Allison Markin Powell has been awarded grants from English PEN and the NEA, and the 2020 PEN America Translation Prize for The Ten Loves of Nishino by Hiromi Kawakami. Her other translations include works by Osamu Dazai, Kanako Nishi, and Fuminori Nakamura. She was the guest editor for the first Japan issue of Words Without Borders, served as cochair of the PEN America Translation Committee, and currently represents the committee on PEN’s Board of Trustees. She maintains the database Japanese Literature in English and lives in New York.
Reviews
“Ito’s determination to seek justice, for herself and for other survivors of sexual violence, is inspiring.”
“Astonishingly courageous—a blueprint for systemic change.”
“Such a beautifully written book, which means so much more when layered with the pain and injustice it covers.”
“Behind Shiori Ito’s words are the cries of countless others who did not speak up because of the intense pressure against them. I hope that these cries will not be silenced. This book is a step toward making such hopes not an impossible dream.”
“Black Box is a moving study of sexist Japan, political corruption, police failure to investigate rape, and justice sought and won by Ito’s own efforts and investigation.”
“Ito’s account of her courageous fight against sexual violence rejects the harmful trope of the cardboard victim, reclaiming her identity as an adventurous, lively, determined, blithe spirit.”

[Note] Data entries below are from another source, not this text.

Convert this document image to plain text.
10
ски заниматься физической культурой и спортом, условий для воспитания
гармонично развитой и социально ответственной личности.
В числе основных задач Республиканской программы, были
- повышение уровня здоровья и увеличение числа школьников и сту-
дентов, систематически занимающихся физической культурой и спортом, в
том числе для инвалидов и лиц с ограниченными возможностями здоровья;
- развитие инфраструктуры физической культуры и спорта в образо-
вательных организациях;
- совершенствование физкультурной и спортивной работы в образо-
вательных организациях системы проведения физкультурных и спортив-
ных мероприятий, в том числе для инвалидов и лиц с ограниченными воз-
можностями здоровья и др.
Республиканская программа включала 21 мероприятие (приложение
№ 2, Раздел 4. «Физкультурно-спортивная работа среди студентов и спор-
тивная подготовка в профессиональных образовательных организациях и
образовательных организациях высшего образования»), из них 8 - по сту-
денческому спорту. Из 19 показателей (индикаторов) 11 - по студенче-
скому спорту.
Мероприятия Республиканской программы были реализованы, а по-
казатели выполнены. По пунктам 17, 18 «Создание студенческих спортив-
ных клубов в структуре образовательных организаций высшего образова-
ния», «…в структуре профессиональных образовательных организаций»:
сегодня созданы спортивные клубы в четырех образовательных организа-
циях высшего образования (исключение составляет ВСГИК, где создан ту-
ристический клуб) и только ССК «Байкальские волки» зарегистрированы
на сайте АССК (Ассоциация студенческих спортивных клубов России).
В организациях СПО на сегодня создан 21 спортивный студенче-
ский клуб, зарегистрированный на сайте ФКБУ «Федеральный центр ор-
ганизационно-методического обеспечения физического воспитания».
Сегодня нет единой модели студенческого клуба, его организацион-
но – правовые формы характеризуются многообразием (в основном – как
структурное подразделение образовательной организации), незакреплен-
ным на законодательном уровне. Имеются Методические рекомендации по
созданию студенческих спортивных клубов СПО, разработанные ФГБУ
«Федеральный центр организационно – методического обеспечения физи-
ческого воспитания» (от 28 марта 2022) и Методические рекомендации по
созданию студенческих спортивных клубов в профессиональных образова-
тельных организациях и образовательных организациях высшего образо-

“A master class on how to refuse to be silenced, even when an entire government is set against you.”
“Deeply researched and impeccably reported.”
“Unforgettable.”
“Her memoir is both infuriating and inspiring.”
“This unflinching, heavily researched book shimmers with vulnerability, introspection, and purpose as the author skillfully lays the facts alongside the physical and emotional tolls they had on her…Witten with devastating moral and emotional clarity.”
“Groundbreaking…[Ito] is writing this book not to bring attention to herself but to help others, and in response to the man and the system he relied on to erase her and the violence he had enacted on her.”